PUPPET MASTERS, THE

PUPPET MASTERS, THE

(director: Stuart Orme; screenwriters: from the novel by Robert A. Heinlein/Ted Elliott/Terry Rossio/David S. Goyer; cinematographer: Clive Tickner; editor: William Goldenberg; music: Colin Towns; cast: Donald Sutherland (Andrew Nivens), Eric Thal (Sam Nivens), Julie Warner (Mary Sefton), Keith David (Alex Holland), Will Patton (Dr. Graves), Richard Belzer (Jarvis), Yaphet Kotto (Ressler), Marshall Bell (Gen. Morgan), Nicholas Cascone (Greenberg); Runtime: 109; MPAA Rating: R; producer: Ralph Winter; Hollywood Pictures; 1994)
“Lacked suspense.”

Reviewed by Dennis Schwartz

Brit director Stuart Orme, in his American debut, brings Robert A. Heinlein’s exciting 1951 sci-fi book to the screen at last in this low-budget B-movie. It’s too bad that the filmmaker reduced Heinlein’s effusive original work to mediocrity, making it into a tawdry thriller that looked like a cheesy television production. It tells of aliens landing in the small-town of Ambrose, Iowa, a population of about 10,000, and taking over humans as the creepy sluglike parasites leech themselves onto people’s backs and control their bodies and minds like puppets. Top-level government agents from the secret Office of Scientific Central Intelligence, headed by gruff Andrew Nivens (Donald Sutherland), and including Andrew’s son Sam (Eric Thal) and Mary Sefton (Julie Warner), an exobiologist borrowed from NASA, visit the site of the alien flying saucer landing and quickly uncover a coverup to dispel the fact that extraterrestrials have actually landed.

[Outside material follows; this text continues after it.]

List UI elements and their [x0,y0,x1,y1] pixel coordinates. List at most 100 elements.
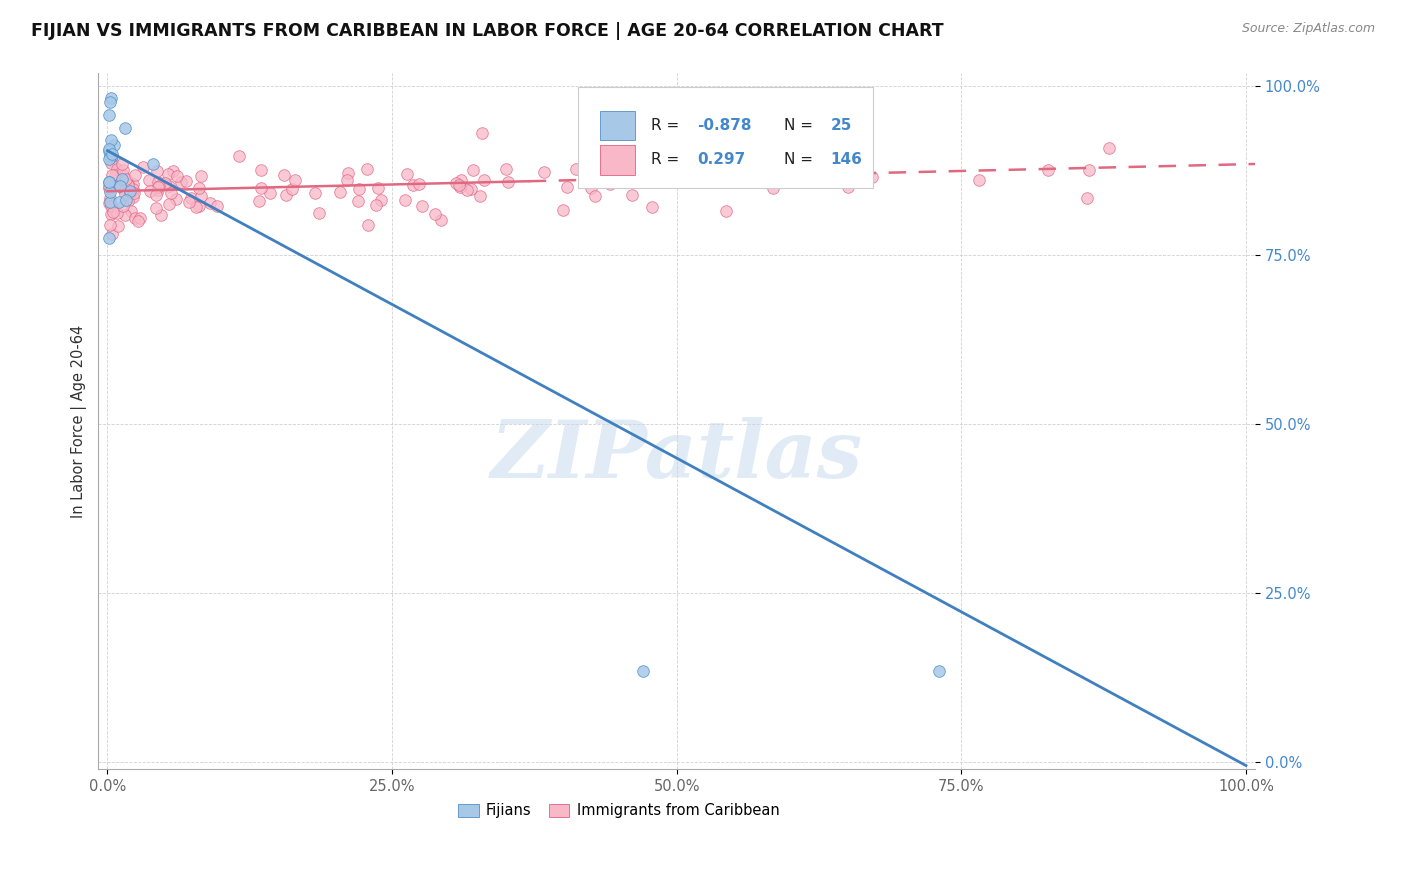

The security troubleshooters attempt to crush the alien’s scheme to take over the planet and run into difficulty stopping the ever-growing widespread invasion. It leads to a daring nighttime army parachute jump into downtown Des Moines, and a lackluster pursuit of the aliens that lacked suspense. The inevitable scientific solution of how to save the world, comes as expected in the nick of time. It’s fast-paced and offers some low-rent thrills, but the special effects are below par.